Все права защищены. Данная электронная книга предназначена исключительно для частного использования в личных (некоммерческих) целях. Электронная книга, ее части, фрагменты и элементы, включая текст, изображения и иное, не подлежат копированию и любому другому использованию без разрешения правообладателя. В частности, запрещено такое использование, в результате которого электронная книга, ее часть, фрагмент или элемент станут доступными ограниченному или неопределенному кругу лиц, в том числе посредством сети интернет, независимо от того, будет предоставляться доступ за плату или безвозмездно.

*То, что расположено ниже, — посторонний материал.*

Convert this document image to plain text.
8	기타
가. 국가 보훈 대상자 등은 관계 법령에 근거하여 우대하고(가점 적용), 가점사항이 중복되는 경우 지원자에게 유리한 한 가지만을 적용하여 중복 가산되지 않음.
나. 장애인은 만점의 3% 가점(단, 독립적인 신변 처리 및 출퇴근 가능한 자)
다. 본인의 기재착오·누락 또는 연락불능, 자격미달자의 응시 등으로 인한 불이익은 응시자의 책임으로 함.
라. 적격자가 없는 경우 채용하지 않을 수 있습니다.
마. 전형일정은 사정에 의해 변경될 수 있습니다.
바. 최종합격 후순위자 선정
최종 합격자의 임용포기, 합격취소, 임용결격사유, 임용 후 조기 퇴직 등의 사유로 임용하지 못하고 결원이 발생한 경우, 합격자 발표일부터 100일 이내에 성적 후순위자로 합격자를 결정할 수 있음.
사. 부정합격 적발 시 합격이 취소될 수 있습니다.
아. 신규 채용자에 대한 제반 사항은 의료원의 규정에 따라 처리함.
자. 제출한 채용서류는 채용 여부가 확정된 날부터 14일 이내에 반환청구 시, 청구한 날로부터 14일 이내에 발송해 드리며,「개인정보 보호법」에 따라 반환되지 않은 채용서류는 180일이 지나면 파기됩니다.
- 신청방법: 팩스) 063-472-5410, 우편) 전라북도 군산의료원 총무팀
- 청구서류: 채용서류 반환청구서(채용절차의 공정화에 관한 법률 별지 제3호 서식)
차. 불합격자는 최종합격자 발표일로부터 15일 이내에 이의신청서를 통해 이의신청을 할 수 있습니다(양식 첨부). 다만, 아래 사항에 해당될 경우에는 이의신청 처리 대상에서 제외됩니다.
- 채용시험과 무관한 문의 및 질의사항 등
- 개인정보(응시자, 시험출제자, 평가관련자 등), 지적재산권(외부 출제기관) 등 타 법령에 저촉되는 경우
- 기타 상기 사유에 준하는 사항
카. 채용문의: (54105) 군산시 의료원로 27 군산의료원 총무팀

Копирование, воспроизведение и иное использование электронной книги, ее частей, фрагментов и элементов, выходящее за пределы частного использования в личных (некоммерческих) целях, без согласия правообладателя является незаконным и влечет уголовную, административную и гражданскую ответственность.

От переводчика
Первым романом, на перевод которого я получил заказ в начале 1990-х, стало «Завещание Оскара Уайльда» английского писателя Питера Акройда – текст, стилизованный под дневник, который Уайльд якобы вел в конце жизни. Это был первый роман Акройда, вышедший по-русски, а для меня – первая попытка вхождения в малознакомую культурную среду, в викторианский Fin-de-siècle («конец века»). Роман был переведен и опубликован, дальше пошли другие переводческие работы – и вдруг случился заказ на письма Уайльда, а еще через несколько лет – на его подробную биографию, написанную Ричардом Эллманом. Уже тогда у меня возникло ощущение, что его единственный роман «Портрет Дориана Грея» нуждается в новом переводе, который будет, во-первых, сделан с учетом того, что мы знаем об атмосфере эпохи, о ее эстетических и философских течениях, и, во-вторых, более верен стилю, смелой образности, ритму и звучанию прозы Уайльда – прозы изящной, но и динамичной, пульсирующей, острой, контрастной, умной, афористичной, лишенной той вялой, церемонной велеречивости, что у нас частенько отличает переводы романов XIX века. Порок и добродетель, красота и безобразие, тело и душа, искусство и жизнь, страсть и безразличие, жалость и жестокость, юность и зрелость, постоянство и изменчивость, шутка и потрясение в этой прозе дерзко, рискованно сближены. Одна из задач переводчика – сохранять присущую роману пульсацию, делать так, чтобы между полюсами, как в оригинале, проскакивала искра. Я взялся за эту работу только четверть века спустя и сейчас, зная, что мой перевод бессмертной книги будет далеко не первым, тем не менее отваживаюсь представить его читателям.
Леонид Мотылёв
Предисловие
Художник – творец прекрасного.
Искусство призвано явить себя и утаить художника.
Критик – тот, кто может передать иным способом или в новом материале свое впечатление от прекрасного.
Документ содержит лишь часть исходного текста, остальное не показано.